Ember review: Mac digital scrapbooking made easy

Realmac Software on Tuesday released its newest Mac application, Ember. It's the successor to Realmac's screenshot-grabbing tool Littlesnapper, building upon that app's foundation but adding digital scrapbooking functions that make gathering digital images quick, easy and fun.

What Apple's iPhoto software does for digital photographs, Ember does for all the other digital imagery you may be interested in. If there are web sites or photo blogs that feature pictures you like, simply subscribe using their RSS or Atom feeds and Ember will keep you up to date on any new image additions.

If you're already familiar with Littlesnapper you'll instantly be comfortable with Ember; although the look and feel has been updated, the basic components are still there: a main library window with a sidebar organizing your digital images by source, along with screen capture tools that let you snap full screenshots, timed screenshots, areas and windows. Sure, those functions are built in to the Mac operating system, but Ember gives you a much easier way of cataloging, sorting and tagging them.

One other thing about Littlesnapper - Ember will import Littlesnapper libraries, as long as you're running a recent update to Littlesnapper.

In fact, if you're familiar with Realmac's offerings, you may remember that Ember already existed: It started life as a web service that Realmac shut down in 2011. With this app's full integration of content from the Web, and its prodigious cataloging tools, branding it as Ember makes a good deal of sense.

Ember subscriptions

You never know when inspiration will strike you when you view an image online, so Ember has built-in support for RSS and Atom feed subscriptions. It'll push an OS X notification to let you know whenever it's updated one of your subscriptions with new images.

Ember has other built-in tools to make the images you collect useful; you can crop and rotate images; annotate them with text or freehand markups; look at images full-screen; organize your images into collections, or build "Smart Collections" that can contain all images with certain tags, ratings, web URLs, and other criteria; and you can share your images with others by e-mail, AirDrop, Messages, Twitter, Facebook, Flickr, CloudApp or Tumblr. Ember will also read images on your iPad or iPhone.

Ember browser

Ember also has a built-in browser to grab images quickly from the web; cleverly, Realmac has made it possible to reset the width of the browser to meet iPad and iPhone dimensions. This is handy for web developers and others who might be capturing screenshots for clients, for example. However, the page is saved as an image, so the text embedded on that page isn't available to search on.

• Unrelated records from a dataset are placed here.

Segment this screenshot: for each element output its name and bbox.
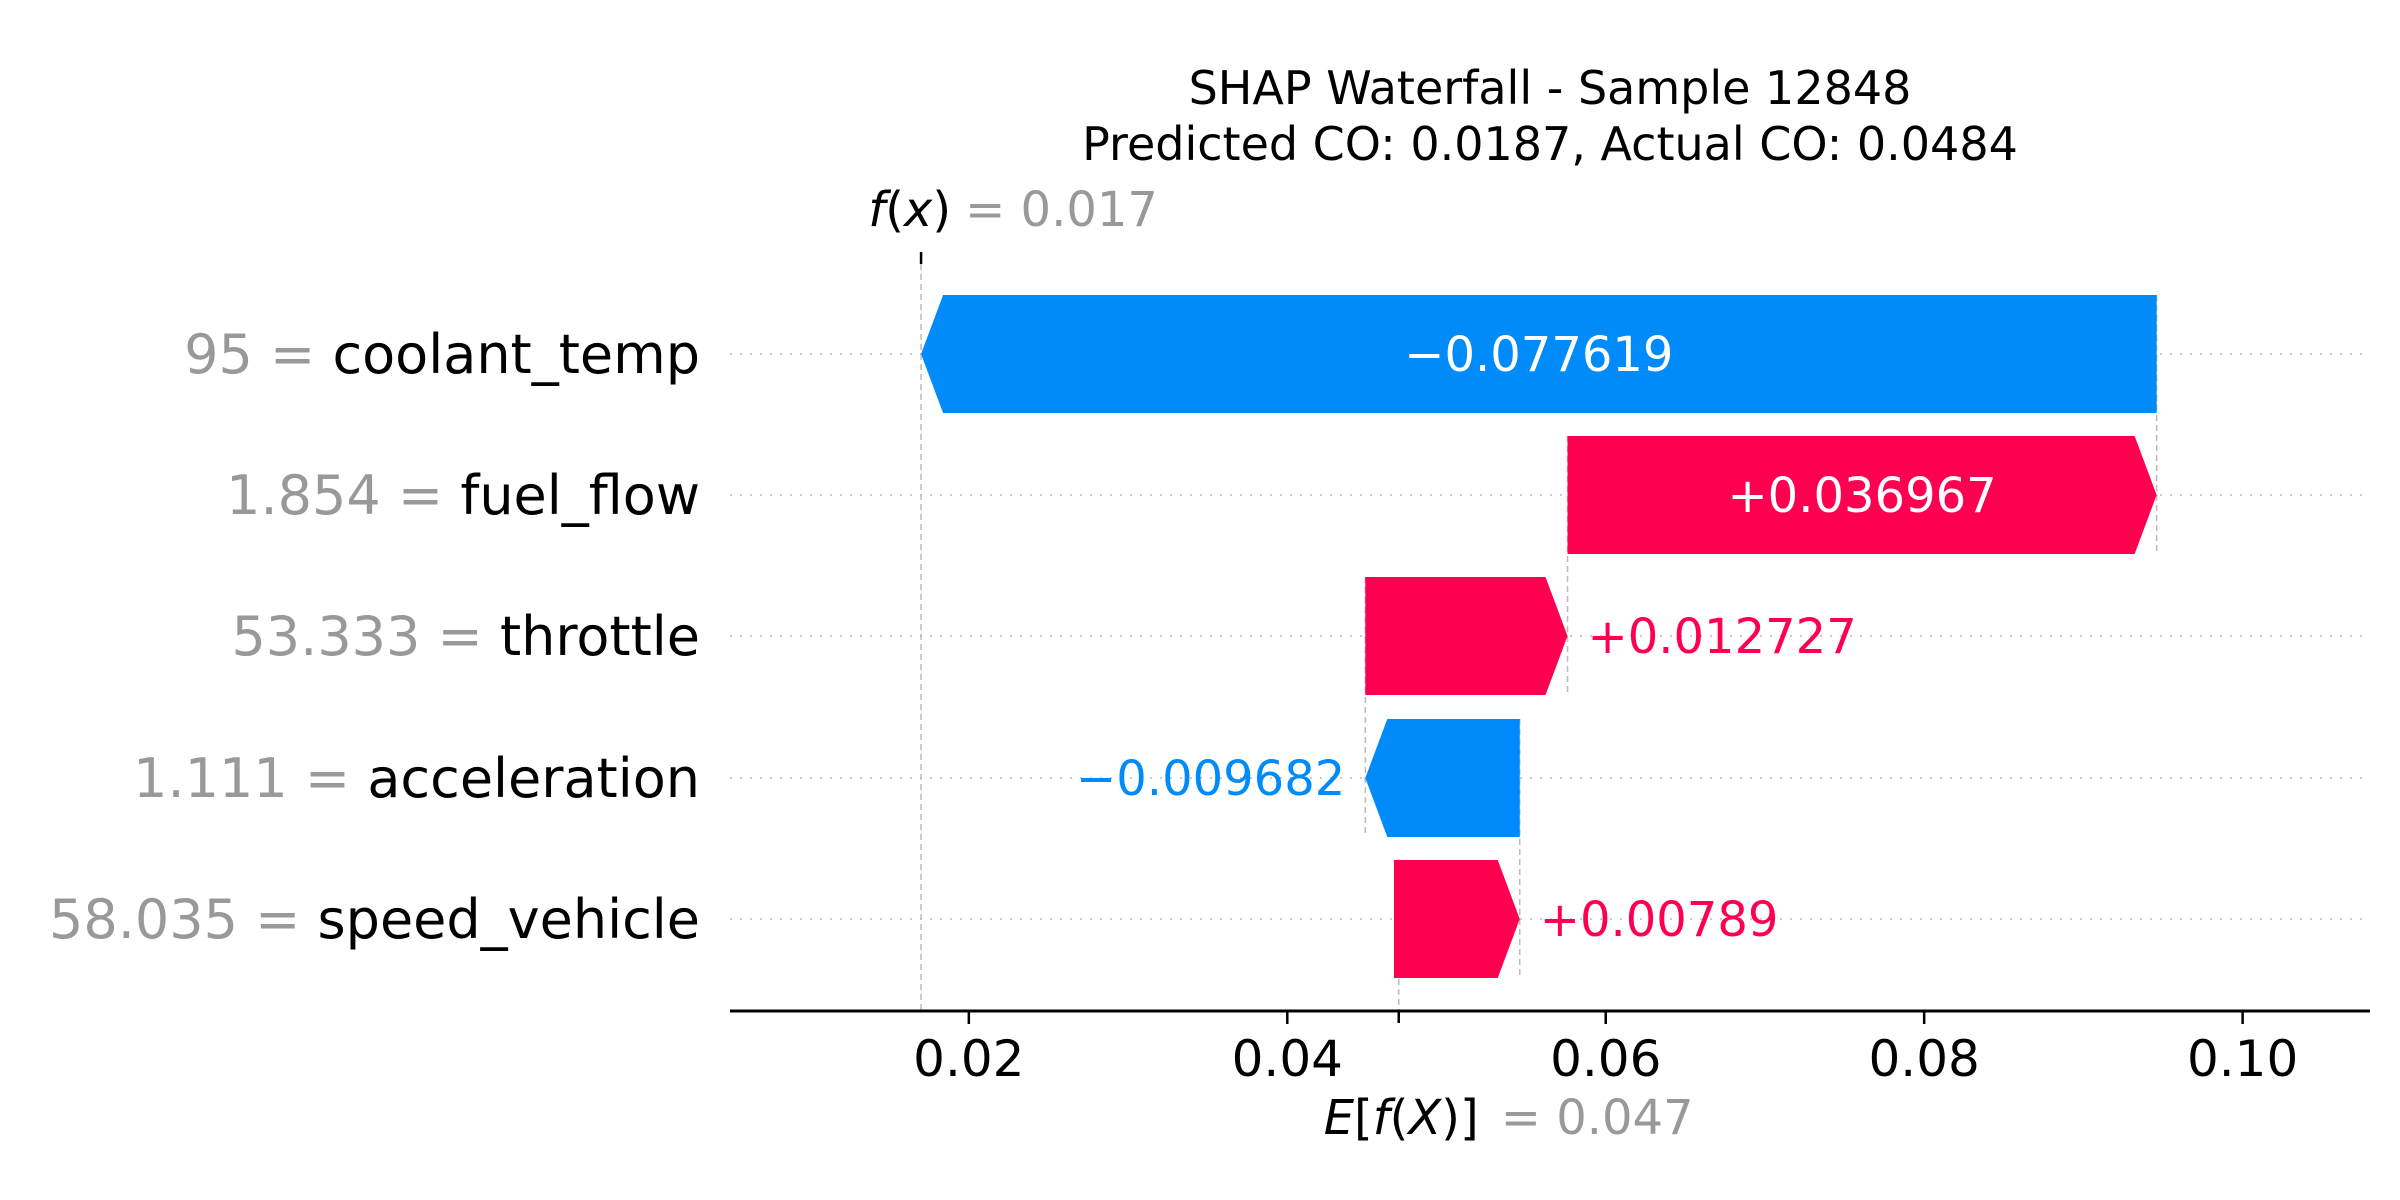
base-label-value: = 0.047 [1501,1090,1694,1146]
waterfall-bars [921,295,2157,978]
feature-value: 1.111 = [133,747,367,810]
feature-name: acceleration [367,747,700,810]
fx-label-name: f(x) [868,182,951,238]
feature-name: speed_vehicle [318,888,700,951]
feature-name: fuel_flow [460,464,700,527]
feature-label-fuel_flow: 1.854 = fuel_flow [226,464,700,527]
bar-value-labels: −0.077619 +0.036967 +0.012727 −0.009682 +0.0… [1076,327,1997,948]
bar-label-throttle: +0.012727 [1588,609,1857,665]
x-tick-label-0: 0.02 [913,1030,1024,1088]
x-axis-ticks: 0.02 0.04 0.06 0.08 0.10 [913,1011,2298,1088]
x-tick-label-3: 0.08 [1869,1030,1980,1088]
bar-coolant_temp [921,295,2157,413]
fx-label-value: = 0.017 [965,182,1158,238]
bar-acceleration [1365,719,1520,837]
feature-label-acceleration: 1.111 = acceleration [133,747,700,810]
bar-label-fuel_flow: +0.036967 [1727,468,1996,524]
bar-label-acceleration: −0.009682 [1076,751,1345,807]
feature-value: 53.333 = [231,605,500,668]
chart-subtitle: Predicted CO: 0.0187, Actual CO: 0.0484 [1082,117,2018,171]
feature-value: 58.035 = [49,888,318,951]
bar-throttle [1365,577,1568,695]
bar-label-speed_vehicle: +0.00789 [1540,892,1779,948]
base-value-label: E[f(X)] = 0.047 [1324,1090,1694,1146]
bar-fuel_flow [1567,436,2157,554]
feature-value: 1.854 = [226,464,460,527]
feature-label-speed_vehicle: 58.035 = speed_vehicle [49,888,700,951]
feature-name: throttle [500,605,700,668]
feature-label-throttle: 53.333 = throttle [231,605,700,668]
fx-label: f(x) = 0.017 [868,182,1158,238]
x-tick-label-2: 0.06 [1550,1030,1661,1088]
chart-title: SHAP Waterfall - Sample 12848 [1189,61,1912,115]
x-tick-label-1: 0.04 [1232,1030,1343,1088]
bar-speed_vehicle [1393,860,1520,978]
feature-value: 95 = [184,323,332,386]
base-label-name: E[f(X)] [1324,1090,1479,1146]
feature-name: coolant_temp [332,323,700,386]
feature-labels: 95 = coolant_temp 1.854 = fuel_flow 53.333… [49,323,700,951]
feature-label-coolant_temp: 95 = coolant_temp [184,323,700,386]
x-tick-label-4: 0.10 [2187,1030,2298,1088]
bar-label-coolant_temp: −0.077619 [1404,327,1673,383]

What's more, Realmac has developed extensions for both Safari and Chrome web browsers. With it installed, Safari adds a new toolbar button that lets you "snap" the web page and save it in the Ember library.

Some Littlesnapper customers are bound to be a bit peeved by Realmac's decision to launch Ember as a new app rather than offering it as an update. But software developers have to eat just like everyone else, and Apple offers no upgrade mechanism in the Mac App Store, so Realmac's left with little choice. This isn't just a rebranding, though: Ember has key new features that Littlesnapper didn't, making it a worthwhile investment for anyone who wants to organize and do more with digital images from disparate sources.

The Good

  • Simple to use and very familiar for Littlesnapper users
  • Lots of sharing options
  • Powerful tagging and sharing features
  • Library upgrade support for Littlesnapper

The Bad

  • Saved web pages aren't searchable
  • No upgrade path for Littlesnapper users
  • Steep price

The Bottom Line

Realmac has taken what was already good about Littlesnapper and transformed it into a more powerful and diverse cataloging tool that will help digital pros and others gather and catalog images from the web or wherever else they might derive inspiration from.